Pour ma part, je respire plus au large avec les « Semences du Verbe » de Justin qui voit le Christ Logos présent à tous les hommes de bonne volonté en tout temps et en tout lieu.

Que le Verbe de Dieu vous accompagne, Vera et toi, au long des jours.

Bacchus

 

[1] Cette expression qui peut sembler étrange traduit un mot celtique, « joris ». En bas-latin, on trouve « juria » signifiant « forêt » ou « forêt sauvage ». « Joris » et « Juria » sont à l’origine de l’appellation « Jura ».

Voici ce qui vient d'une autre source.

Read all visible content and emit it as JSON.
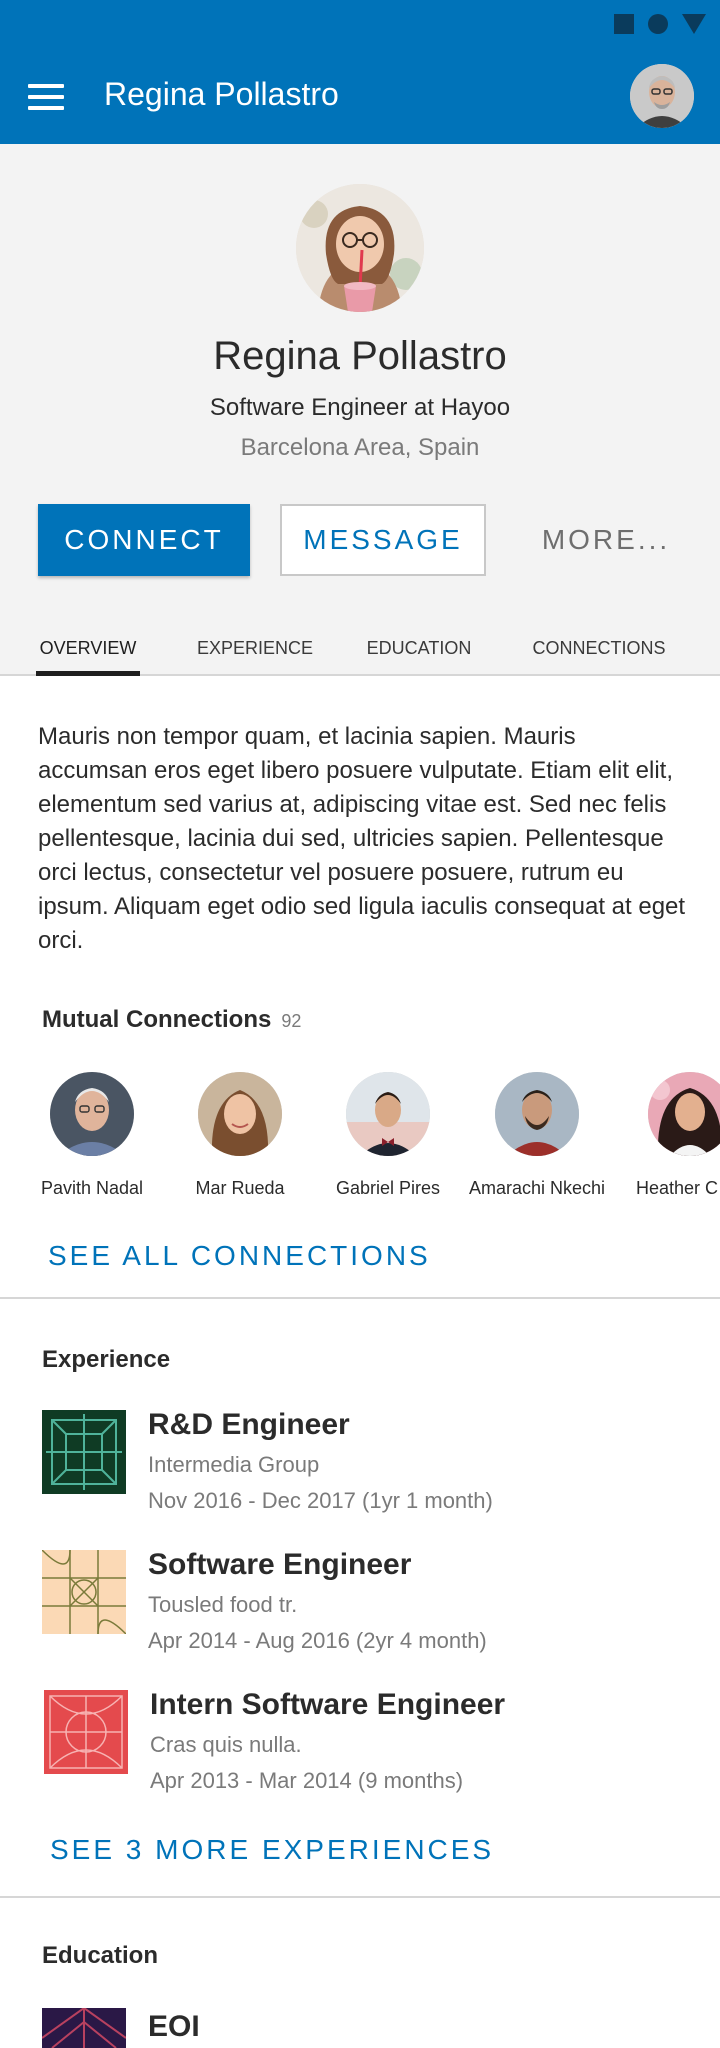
{
  "app_bar": {
    "title": "Regina Pollastro",
    "menu_icon": "hamburger-menu-icon",
    "avatar_icon": "user-avatar"
  },
  "status_bar": {
    "icons": [
      "square-icon",
      "circle-icon",
      "triangle-icon"
    ]
  },
  "profile": {
    "name": "Regina Pollastro",
    "headline": "Software Engineer at Hayoo",
    "location": "Barcelona Area, Spain",
    "buttons": {
      "connect": "CONNECT",
      "message": "MESSAGE",
      "more": "MORE..."
    }
  },
  "tabs": [
    {
      "label": "OVERVIEW",
      "active": true
    },
    {
      "label": "EXPERIENCE",
      "active": false
    },
    {
      "label": "EDUCATION",
      "active": false
    },
    {
      "label": "CONNECTIONS",
      "active": false
    }
  ],
  "about": "Mauris non tempor quam, et lacinia sapien. Mauris accumsan eros eget libero posuere vulputate. Etiam elit elit, elementum sed varius at, adipiscing vitae est. Sed nec felis pellentesque, lacinia dui sed, ultricies sapien. Pellentesque orci lectus, consectetur vel posuere posuere, rutrum eu ipsum. Aliquam eget odio sed ligula iaculis consequat at eget orci.",
  "mutual": {
    "title": "Mutual Connections",
    "count": "92",
    "people": [
      {
        "name": "Pavith Nadal"
      },
      {
        "name": "Mar Rueda"
      },
      {
        "name": "Gabriel Pires"
      },
      {
        "name": "Amarachi Nkechi"
      },
      {
        "name": "Heather C"
      }
    ],
    "see_all": "SEE ALL CONNECTIONS"
  },
  "experience": {
    "title": "Experience",
    "items": [
      {
        "title": "R&D Engineer",
        "company": "Intermedia Group",
        "dates": "Nov 2016 - Dec 2017 (1yr 1 month)"
      },
      {
        "title": "Software Engineer",
        "company": "Tousled food tr.",
        "dates": "Apr 2014 - Aug 2016 (2yr 4 month)"
      },
      {
        "title": "Intern Software Engineer",
        "company": "Cras quis nulla.",
        "dates": "Apr 2013 - Mar 2014 (9 months)"
      }
    ],
    "see_more": "SEE 3 MORE EXPERIENCES"
  },
  "education": {
    "title": "Education",
    "items": [
      {
        "title": "EOI"
      }
    ]
  },
  "colors": {
    "brand": "#0073b9",
    "background": "#f3f3f3",
    "muted_text": "#7a7a7a"
  }
}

[2] Le « coup de foudre » au sens de saisissement amoureux prit son essor au XVIIIe siècle. Stendhal le popularisera au XIXe siècle. Avant, l’expression signifiait plutôt la stupeur consécutive à un événement inattendu, souvent catastrophique. Il semblerait donc que le sens amoureux existait dès le VIIe siècle, mais peut-être s’agit-il ici de ce que je me permettrais d’appeler un « hapax métaphorique ».

[3] Au début du Ve siècle, au plus fort de la controverse christologique qui aboutit à la définition du concile de Chalcédoine (le Christ est vrai Dieu et vrai homme), le poète latin Sédulius entreprend de raconter en vers les miracles du Christ, pour montrer qu’il est vraiment le sauveur de l’humanité, Dieu fait homme.

[4] Contrairement à l’assertion de Bacchus concernant la qualité de ses dessins ils sont d’une grande précision, et le type d’écriture parfaitement repérable : ancienne cursive Romaine pour le dessin n°1 ; nouvelle cursive Romaine, milieu du IVe siècle pour le 2 et le 3 ; écriture du VI ème siècle pour le 4 et du VIIe siècle pour le 5. Le n° 6 serait considéré aujourd’hui comme une minuscule carolingienne du IX ème siècle. Or, Bacchus écrit au VIIe, sa missive permet donc une datation plus ancienne de cette forme scripturaire.. Note de la transcriptrice

[5] Dérivé du nom de Cécrops, premier roi mythique d’Athènes, ce mot est synonyme d’Athénien.